Earlier in December, Nick Clegg called for the introduction of means-testing for UK pensions. The proposals were met with widespread criticism by industry observers, quick to argue any reduction in pension payments would be a “slippery slope” to further cuts. The Deputy PM’s plan is designed to ensure every member of society is playing a part in the austerity effort. Critics of universal benefits point out that pensioners seem unfairly protected, while others see their child benefits and other means of support disappear.
“I just don’t think it’s justifiable, when so many people are tightening their belts, to say multi-millionaire pensioners still receive universal benefits” said Clegg.
Clegg’s comments come at a time when many other pensioner benefits are in the firing line. While David Cameron remains committed to universal benefits, Clegg has promised to “look again” at the system which provides millions of pensioners with free bus passes, medical prescriptions, television licenses and winter fuel allowances. The winter fuel allowance has become a particularly contentious part of the current benefit system – as new figures revealed an additional 300,000 people are facing fuel poverty this winter.
Saga Director General, Ros Altmann, has led the dissent against Clegg’s proposals. Rather than the introduction of means-testing, argues Altmann, the pensions system would benefit far more from a “radical reform of the current system”. Like many critics, Altmann thinks means-testing would be detrimental to the push to encourage retirement saving and avoid a looming pensions crisis.
“It would punish those who have tried to be self-reliant and give much more money to those who have not saved for their future” said Altmann. “And then what’s next? Will he tell us rich pensioners don’t need a state pension either?”
One of the major problems facing the implementation of means testing, Altmann points out, is the sheer cost of administering it to the millions of occupational pension schemes across the country. With trustee service organisations already struggling to cope with the burdens placed on pensions by the European Commission’s on-going Solvency II regulation process, imposing means-testing would be like “kicking the industry when it’s down”.

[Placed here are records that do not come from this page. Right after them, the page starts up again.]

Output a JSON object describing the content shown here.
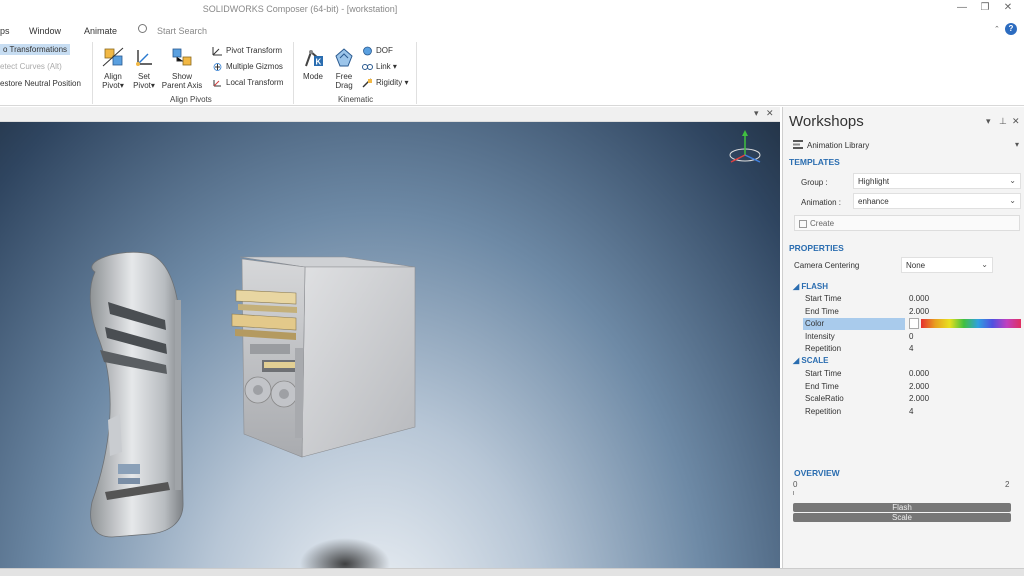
{
  "titlebar": {
    "title": "SOLIDWORKS Composer (64-bit) - [workstation]"
  },
  "menu": {
    "items": [
      "ps",
      "Window",
      "Animate"
    ],
    "search_placeholder": "Start Search"
  },
  "ribbon": {
    "list_items": [
      "o Transformations",
      "etect Curves (Alt)",
      "estore Neutral Position"
    ],
    "align_pivots": {
      "align_pivot": [
        "Align",
        "Pivot"
      ],
      "set_pivot": [
        "Set",
        "Pivot"
      ],
      "show_parent_axis": [
        "Show",
        "Parent Axis"
      ],
      "pivot_transform": "Pivot Transform",
      "multiple_gizmos": "Multiple Gizmos",
      "local_transform": "Local Transform",
      "group_label": "Align Pivots"
    },
    "kinematic": {
      "mode": "Mode",
      "free_drag": [
        "Free",
        "Drag"
      ],
      "dof": "DOF",
      "link": "Link",
      "rigidity": "Rigidity",
      "group_label": "Kinematic"
    }
  },
  "panel": {
    "title": "Workshops",
    "library": "Animation Library",
    "templates_heading": "TEMPLATES",
    "group_label": "Group :",
    "group_value": "Highlight",
    "animation_label": "Animation :",
    "animation_value": "enhance",
    "create_label": "Create",
    "properties_heading": "PROPERTIES",
    "camera_centering_label": "Camera Centering",
    "camera_centering_value": "None",
    "flash": {
      "heading": "FLASH",
      "rows": [
        {
          "key": "Start Time",
          "value": "0.000"
        },
        {
          "key": "End Time",
          "value": "2.000"
        },
        {
          "key": "Color",
          "value": ""
        },
        {
          "key": "Intensity",
          "value": "0"
        },
        {
          "key": "Repetition",
          "value": "4"
        }
      ]
    },
    "scale": {
      "heading": "SCALE",
      "rows": [
        {
          "key": "Start Time",
          "value": "0.000"
        },
        {
          "key": "End Time",
          "value": "2.000"
        },
        {
          "key": "ScaleRatio",
          "value": "2.000"
        },
        {
          "key": "Repetition",
          "value": "4"
        }
      ]
    },
    "overview": {
      "heading": "OVERVIEW",
      "tick_start": "0",
      "tick_end": "2",
      "bars": [
        "Flash",
        "Scale"
      ]
    }
  },
  "icons": {
    "search": "search-icon",
    "gizmo": "axis-gizmo-icon"
  }
}
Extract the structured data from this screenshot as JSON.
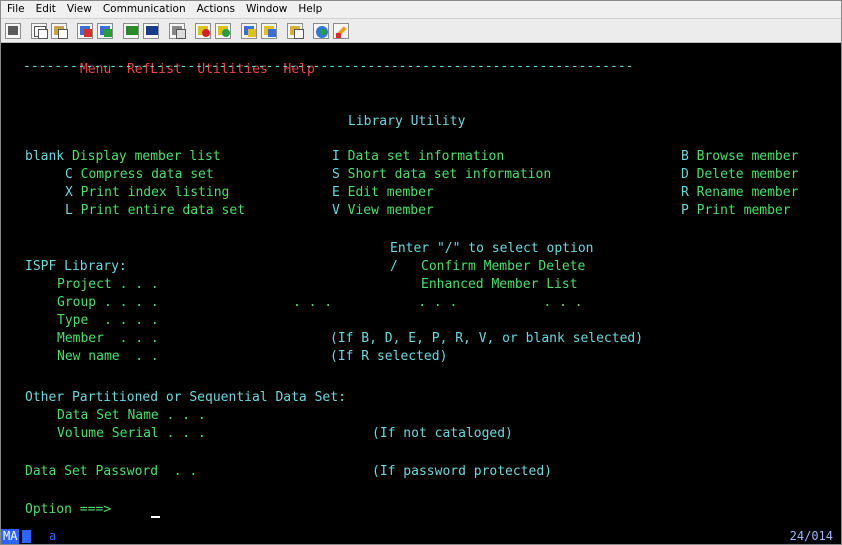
{
  "menubar": [
    "File",
    "Edit",
    "View",
    "Communication",
    "Actions",
    "Window",
    "Help"
  ],
  "toolbar_icons": [
    "display-icon",
    "copy-icon",
    "paste-icon",
    "send-icon",
    "receive-icon",
    "keypad-icon",
    "macro-icon",
    "print-icon",
    "record-icon",
    "play-icon",
    "transfer-icon",
    "transfer-receive-icon",
    "clipboard-icon",
    "globe-icon",
    "edit-icon"
  ],
  "ispf_menu": [
    "Menu",
    "RefList",
    "Utilities",
    "Help"
  ],
  "separator": "------------------------------------------------------------------------------",
  "title": "Library Utility",
  "options": {
    "col1": [
      {
        "key": "blank",
        "label": "Display member list"
      },
      {
        "key": "C",
        "label": "Compress data set"
      },
      {
        "key": "X",
        "label": "Print index listing"
      },
      {
        "key": "L",
        "label": "Print entire data set"
      }
    ],
    "col2": [
      {
        "key": "I",
        "label": "Data set information"
      },
      {
        "key": "S",
        "label": "Short data set information"
      },
      {
        "key": "E",
        "label": "Edit member"
      },
      {
        "key": "V",
        "label": "View member"
      }
    ],
    "col3": [
      {
        "key": "B",
        "label": "Browse member"
      },
      {
        "key": "D",
        "label": "Delete member"
      },
      {
        "key": "R",
        "label": "Rename member"
      },
      {
        "key": "P",
        "label": "Print member"
      }
    ]
  },
  "select_hint": "Enter \"/\" to select option",
  "confirm_delete": {
    "value": "/",
    "label": "Confirm Member Delete"
  },
  "enhanced_list": {
    "label": "Enhanced Member List"
  },
  "ispf_library": "ISPF Library:",
  "fields": {
    "project": "Project . . .",
    "group": "Group . . . .",
    "group_dots": ". . .           . . .           . . .",
    "type": "Type  . . . .",
    "member": "Member  . . .",
    "member_note": "(If B, D, E, P, R, V, or blank selected)",
    "new_name": "New name  . .",
    "new_name_note": "(If R selected)"
  },
  "other": {
    "heading": "Other Partitioned or Sequential Data Set:",
    "dsn": "Data Set Name . . .",
    "volser": "Volume Serial . . .",
    "volser_note": "(If not cataloged)"
  },
  "password": {
    "label": "Data Set Password  . .",
    "note": "(If password protected)"
  },
  "option_prompt": "Option ===>",
  "status": {
    "mode": "MA",
    "session": "a",
    "position": "24/014"
  }
}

Altmann does propose alternative solutions to the benefits crisis, which include: taxing pension payments, phasing back pension eligibility to later life (a move that could lead to a need for an online cash loan ) – and imposing wider reforms to streamline the system and eliminate costly red tape. She also points to community -based schemes like the Community Foundation Network’s ‘Surviving Winter’, which let pensioners who do not need the money, to donate it to those who do, helping pay for fuel throughout winter.
A government spokesperson responded to Clegg’s statement by reaffirming the Tories commitment to universal benefits:
“The Prime Minister made a commitment to protect those benefits and he believes in keeping his promises.” said the spokesperson.
With benefits in the spotlight at every level of society, the retirement row has the potential to split the Coalition and shake wider confidence in the pensions system – a system in which, Altmann argues, people shouldn’t have to “rely on freebies to avoid poverty.”